Efforts to block cell-associated HIV transmission have been stymied by the lack of an animal model that could mimic this type of transmission. In the present study, the researchers tell how they developed a mouse that is susceptible to the vaginal transmission of cell-associated HIV, but that is not susceptible to infection by cell-free virus. "These animals," said Richard Markham, MD, a professor of Molecular Microbiology and Immunology at the Johns Hopkins Bloomberg School of Public Health and senior investigator on the studies, "allowed us to examine the process of cell-associated HIV-1 transmission in the absence of the possibility that cell-free viruses were also contributing to the infection."

Armed with their new animal model, the scientists were quickly able to identify a candidate agent that was highly effective in interrupting vaginal transmission of cell-associated HIV. The researchers focused on a cholesterol-depleting agent, beta-cyclodextrin (beta-CD), shown previously in the laboratory of co-author Dr. James Hildreth, an associate professor in the Department of Pharmacology, Johns Hopkins School of Medicine, to interfere with the ability of cell-free virus to establish infection. The authors found that application of beta-CD within the vagina of the mouse prior to inoculation with HIV-infected cells dramatically reduced transmission.

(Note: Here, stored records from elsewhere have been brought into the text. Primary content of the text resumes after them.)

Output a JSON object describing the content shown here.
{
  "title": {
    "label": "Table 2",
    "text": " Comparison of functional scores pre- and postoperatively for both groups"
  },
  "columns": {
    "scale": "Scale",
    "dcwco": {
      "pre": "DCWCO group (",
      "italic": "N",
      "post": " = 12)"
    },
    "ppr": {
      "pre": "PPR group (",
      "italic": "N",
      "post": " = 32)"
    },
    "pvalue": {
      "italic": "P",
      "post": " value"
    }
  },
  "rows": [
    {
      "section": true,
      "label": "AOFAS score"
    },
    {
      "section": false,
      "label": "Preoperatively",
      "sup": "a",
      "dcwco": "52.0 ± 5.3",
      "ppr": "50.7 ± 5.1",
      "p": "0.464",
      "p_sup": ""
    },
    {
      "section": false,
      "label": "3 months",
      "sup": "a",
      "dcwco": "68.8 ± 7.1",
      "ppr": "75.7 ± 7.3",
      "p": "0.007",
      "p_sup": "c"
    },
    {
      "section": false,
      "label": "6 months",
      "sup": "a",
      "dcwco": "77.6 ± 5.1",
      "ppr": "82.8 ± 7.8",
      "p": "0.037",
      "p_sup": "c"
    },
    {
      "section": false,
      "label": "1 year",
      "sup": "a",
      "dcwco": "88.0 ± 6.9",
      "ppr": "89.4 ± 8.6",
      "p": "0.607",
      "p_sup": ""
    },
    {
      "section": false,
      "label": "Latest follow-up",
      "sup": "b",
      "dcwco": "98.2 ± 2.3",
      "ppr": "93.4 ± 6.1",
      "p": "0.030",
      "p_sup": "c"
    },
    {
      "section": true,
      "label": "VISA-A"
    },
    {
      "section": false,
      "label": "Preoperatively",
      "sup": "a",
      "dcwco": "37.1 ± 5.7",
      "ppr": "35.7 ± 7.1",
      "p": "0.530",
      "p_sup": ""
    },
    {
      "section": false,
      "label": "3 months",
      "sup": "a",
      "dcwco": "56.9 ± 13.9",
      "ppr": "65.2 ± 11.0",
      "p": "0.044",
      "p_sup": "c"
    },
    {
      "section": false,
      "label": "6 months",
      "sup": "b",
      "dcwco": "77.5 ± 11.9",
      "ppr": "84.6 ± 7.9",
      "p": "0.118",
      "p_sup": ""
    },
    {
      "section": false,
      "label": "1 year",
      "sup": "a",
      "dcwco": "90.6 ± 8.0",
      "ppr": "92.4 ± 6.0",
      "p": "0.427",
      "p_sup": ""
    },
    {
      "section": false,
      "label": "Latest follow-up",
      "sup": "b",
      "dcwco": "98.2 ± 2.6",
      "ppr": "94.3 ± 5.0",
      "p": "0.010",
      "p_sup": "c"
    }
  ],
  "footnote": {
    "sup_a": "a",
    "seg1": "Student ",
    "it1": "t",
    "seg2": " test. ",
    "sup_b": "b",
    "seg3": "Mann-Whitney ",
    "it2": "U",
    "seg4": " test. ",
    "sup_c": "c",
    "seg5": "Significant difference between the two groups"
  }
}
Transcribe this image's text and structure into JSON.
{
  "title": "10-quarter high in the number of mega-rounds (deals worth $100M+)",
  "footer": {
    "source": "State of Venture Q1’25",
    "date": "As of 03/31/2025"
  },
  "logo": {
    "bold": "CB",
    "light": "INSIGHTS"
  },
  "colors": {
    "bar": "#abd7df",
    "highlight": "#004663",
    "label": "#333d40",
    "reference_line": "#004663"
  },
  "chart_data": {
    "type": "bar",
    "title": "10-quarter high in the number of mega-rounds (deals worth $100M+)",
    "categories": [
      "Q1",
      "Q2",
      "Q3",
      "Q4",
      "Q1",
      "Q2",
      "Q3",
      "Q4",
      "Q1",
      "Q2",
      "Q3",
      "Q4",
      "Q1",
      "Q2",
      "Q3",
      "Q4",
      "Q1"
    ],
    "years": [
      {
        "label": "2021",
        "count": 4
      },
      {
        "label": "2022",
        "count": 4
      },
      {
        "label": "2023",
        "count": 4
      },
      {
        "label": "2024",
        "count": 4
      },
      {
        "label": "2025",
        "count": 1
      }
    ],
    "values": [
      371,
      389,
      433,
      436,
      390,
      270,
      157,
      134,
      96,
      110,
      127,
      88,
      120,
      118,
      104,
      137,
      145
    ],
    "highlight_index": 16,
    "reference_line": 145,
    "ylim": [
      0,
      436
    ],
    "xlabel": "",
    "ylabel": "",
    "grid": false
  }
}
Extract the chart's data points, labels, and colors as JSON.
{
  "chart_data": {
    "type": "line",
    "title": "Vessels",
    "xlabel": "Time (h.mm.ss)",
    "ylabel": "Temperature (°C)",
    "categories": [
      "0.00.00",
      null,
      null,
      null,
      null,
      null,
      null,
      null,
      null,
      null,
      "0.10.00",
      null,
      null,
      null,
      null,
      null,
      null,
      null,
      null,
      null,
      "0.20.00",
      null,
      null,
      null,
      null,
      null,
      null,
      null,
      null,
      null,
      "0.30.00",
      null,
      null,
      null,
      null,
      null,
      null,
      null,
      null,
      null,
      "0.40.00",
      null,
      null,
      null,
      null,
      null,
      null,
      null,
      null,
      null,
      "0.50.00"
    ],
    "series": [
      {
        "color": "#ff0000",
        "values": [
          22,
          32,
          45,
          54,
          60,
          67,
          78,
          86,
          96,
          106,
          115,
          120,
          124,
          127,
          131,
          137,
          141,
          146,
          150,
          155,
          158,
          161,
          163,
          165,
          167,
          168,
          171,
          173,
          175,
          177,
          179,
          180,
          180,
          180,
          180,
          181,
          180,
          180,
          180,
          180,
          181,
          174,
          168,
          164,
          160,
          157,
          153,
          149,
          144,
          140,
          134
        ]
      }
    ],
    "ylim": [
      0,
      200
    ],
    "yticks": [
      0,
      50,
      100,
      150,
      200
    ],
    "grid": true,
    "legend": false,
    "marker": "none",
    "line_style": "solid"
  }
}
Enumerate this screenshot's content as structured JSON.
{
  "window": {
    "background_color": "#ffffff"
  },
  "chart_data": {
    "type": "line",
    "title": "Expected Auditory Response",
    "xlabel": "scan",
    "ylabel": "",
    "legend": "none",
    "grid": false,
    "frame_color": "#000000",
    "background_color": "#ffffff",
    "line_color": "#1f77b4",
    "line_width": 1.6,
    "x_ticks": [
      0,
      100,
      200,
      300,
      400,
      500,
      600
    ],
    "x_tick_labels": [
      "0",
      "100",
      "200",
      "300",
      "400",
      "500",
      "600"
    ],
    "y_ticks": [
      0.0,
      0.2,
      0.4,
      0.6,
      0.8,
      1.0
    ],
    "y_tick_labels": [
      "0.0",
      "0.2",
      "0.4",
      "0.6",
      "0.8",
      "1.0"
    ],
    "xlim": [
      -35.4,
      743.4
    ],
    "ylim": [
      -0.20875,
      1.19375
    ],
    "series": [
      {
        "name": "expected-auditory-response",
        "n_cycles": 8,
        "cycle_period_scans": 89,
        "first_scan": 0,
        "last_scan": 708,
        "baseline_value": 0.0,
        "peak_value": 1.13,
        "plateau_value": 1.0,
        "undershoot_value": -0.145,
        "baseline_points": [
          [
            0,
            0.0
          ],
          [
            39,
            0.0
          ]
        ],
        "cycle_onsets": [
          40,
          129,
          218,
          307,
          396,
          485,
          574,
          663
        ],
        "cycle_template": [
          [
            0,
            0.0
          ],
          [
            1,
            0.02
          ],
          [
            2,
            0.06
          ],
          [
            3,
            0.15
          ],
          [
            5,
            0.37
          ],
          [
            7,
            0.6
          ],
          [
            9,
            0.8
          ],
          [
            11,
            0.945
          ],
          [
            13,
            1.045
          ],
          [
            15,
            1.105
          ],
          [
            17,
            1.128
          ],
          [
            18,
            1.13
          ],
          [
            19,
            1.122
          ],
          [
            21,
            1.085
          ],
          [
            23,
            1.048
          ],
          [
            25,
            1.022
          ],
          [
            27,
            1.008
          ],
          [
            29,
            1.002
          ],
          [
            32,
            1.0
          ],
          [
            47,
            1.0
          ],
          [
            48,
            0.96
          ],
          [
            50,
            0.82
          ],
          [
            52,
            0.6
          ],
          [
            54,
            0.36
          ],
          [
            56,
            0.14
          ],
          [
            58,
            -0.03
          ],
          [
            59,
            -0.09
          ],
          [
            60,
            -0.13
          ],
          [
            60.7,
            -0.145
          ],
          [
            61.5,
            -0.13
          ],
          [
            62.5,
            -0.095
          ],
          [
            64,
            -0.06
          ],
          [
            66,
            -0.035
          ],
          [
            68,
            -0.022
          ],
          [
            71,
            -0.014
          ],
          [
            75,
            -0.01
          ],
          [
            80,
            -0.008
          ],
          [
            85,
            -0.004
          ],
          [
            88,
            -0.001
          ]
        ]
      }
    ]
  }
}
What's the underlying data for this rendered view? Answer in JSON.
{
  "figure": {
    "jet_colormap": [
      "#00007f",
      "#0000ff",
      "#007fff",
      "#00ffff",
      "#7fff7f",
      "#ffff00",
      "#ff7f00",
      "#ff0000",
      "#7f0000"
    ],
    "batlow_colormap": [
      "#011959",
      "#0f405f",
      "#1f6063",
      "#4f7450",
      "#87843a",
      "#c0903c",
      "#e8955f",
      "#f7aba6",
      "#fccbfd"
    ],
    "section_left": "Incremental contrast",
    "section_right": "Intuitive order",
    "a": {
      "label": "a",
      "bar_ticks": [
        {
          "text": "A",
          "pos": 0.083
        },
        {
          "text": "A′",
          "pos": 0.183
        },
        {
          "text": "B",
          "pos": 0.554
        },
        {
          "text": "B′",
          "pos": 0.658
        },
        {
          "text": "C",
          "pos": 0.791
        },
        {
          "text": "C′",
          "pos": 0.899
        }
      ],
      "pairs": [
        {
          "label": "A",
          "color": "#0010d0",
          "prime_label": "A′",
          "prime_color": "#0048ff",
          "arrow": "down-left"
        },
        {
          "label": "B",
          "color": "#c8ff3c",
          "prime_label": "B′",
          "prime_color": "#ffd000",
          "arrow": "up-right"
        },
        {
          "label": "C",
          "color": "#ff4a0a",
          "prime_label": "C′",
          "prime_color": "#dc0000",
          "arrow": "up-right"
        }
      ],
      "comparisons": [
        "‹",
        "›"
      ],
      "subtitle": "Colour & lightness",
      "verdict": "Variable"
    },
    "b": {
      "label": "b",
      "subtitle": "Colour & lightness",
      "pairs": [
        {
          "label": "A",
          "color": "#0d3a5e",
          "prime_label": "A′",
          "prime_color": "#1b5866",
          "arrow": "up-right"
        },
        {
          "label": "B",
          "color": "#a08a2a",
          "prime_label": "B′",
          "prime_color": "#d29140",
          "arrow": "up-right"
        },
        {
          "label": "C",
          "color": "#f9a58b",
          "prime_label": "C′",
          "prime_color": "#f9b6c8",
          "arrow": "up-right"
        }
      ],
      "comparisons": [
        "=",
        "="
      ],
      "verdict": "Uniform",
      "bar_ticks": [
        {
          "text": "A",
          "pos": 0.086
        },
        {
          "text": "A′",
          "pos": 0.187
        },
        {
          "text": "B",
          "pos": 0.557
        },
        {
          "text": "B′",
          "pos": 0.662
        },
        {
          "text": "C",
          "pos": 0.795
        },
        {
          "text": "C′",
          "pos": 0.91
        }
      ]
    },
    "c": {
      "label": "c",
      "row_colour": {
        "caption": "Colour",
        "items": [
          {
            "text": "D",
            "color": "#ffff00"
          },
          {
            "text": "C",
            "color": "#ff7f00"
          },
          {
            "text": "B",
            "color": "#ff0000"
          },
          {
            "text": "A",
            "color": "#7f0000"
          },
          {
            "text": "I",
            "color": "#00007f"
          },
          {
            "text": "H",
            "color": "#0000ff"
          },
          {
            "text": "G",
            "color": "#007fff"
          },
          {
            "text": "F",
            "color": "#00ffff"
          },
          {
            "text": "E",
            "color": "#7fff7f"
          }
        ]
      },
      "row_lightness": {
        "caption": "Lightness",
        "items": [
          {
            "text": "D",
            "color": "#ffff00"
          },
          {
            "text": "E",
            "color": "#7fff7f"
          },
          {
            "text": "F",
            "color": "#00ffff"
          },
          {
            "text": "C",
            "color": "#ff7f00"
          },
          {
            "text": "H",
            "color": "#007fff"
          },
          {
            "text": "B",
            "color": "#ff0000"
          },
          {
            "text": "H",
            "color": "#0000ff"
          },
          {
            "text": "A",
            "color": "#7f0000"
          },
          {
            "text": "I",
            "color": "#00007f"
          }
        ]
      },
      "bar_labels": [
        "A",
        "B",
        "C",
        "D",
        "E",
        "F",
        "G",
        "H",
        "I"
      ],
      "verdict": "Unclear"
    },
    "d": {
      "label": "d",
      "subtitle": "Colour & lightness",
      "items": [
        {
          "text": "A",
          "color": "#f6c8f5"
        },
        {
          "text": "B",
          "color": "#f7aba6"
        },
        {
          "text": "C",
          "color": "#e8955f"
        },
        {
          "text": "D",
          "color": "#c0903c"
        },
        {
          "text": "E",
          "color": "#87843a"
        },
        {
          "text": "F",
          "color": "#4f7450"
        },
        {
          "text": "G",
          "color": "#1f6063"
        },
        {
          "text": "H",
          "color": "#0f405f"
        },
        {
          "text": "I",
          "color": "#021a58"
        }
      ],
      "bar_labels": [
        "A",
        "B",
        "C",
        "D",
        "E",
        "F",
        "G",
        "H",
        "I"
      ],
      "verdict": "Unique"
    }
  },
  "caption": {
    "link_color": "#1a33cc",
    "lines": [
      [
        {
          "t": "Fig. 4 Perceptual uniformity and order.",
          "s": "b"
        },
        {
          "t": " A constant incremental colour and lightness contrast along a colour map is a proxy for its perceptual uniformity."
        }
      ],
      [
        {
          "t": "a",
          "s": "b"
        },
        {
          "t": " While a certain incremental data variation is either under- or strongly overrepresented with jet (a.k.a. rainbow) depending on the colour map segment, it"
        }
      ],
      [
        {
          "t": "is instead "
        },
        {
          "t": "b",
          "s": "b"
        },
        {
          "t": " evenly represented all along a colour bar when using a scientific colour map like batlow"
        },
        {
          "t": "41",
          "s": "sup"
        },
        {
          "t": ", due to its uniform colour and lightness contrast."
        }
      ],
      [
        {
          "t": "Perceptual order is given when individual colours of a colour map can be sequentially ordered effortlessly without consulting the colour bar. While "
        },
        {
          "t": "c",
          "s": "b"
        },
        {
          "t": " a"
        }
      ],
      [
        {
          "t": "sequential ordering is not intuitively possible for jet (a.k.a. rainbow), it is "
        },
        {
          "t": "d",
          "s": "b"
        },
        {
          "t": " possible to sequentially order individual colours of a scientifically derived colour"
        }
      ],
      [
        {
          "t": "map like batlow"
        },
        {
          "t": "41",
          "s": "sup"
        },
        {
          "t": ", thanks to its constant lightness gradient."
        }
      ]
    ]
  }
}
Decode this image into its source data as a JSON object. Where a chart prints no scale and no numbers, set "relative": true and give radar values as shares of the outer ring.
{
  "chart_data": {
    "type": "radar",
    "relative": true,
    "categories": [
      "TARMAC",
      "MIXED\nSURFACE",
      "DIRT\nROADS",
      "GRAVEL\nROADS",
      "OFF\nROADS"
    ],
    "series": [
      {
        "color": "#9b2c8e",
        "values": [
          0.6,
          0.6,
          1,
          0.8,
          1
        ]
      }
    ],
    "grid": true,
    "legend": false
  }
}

Moreover, beta-CD, a water-soluble carbohydrate sometimes used as a food additive, was substantially less toxic to the vaginal wall than the widely used spermicide nonoxynol-9. "Beta-cyclodextrin could therefore be a safe solution to the problem of infection by cell-associated HIV. It is particularly appealing because it offers a method of disease prevention that could be controlled by women," said Markham.

In summary, the authors state, "The current studies indicate that the mouse model of vaginal transmission of cell-associated virus provides a simple and inexpensive model to identify agents that may be necessary components of vaginal products for preventing the sexual transmission of HIV. These studies demonstrate that beta-CD significantly blocks vaginal transmission of cell-associated HIV-1 and warrants further study in the preclinical and clinical settings."

Support for this study was provided by the National Institute for Allergy and Infectious Diseases and the National Institute on Drug Abuse.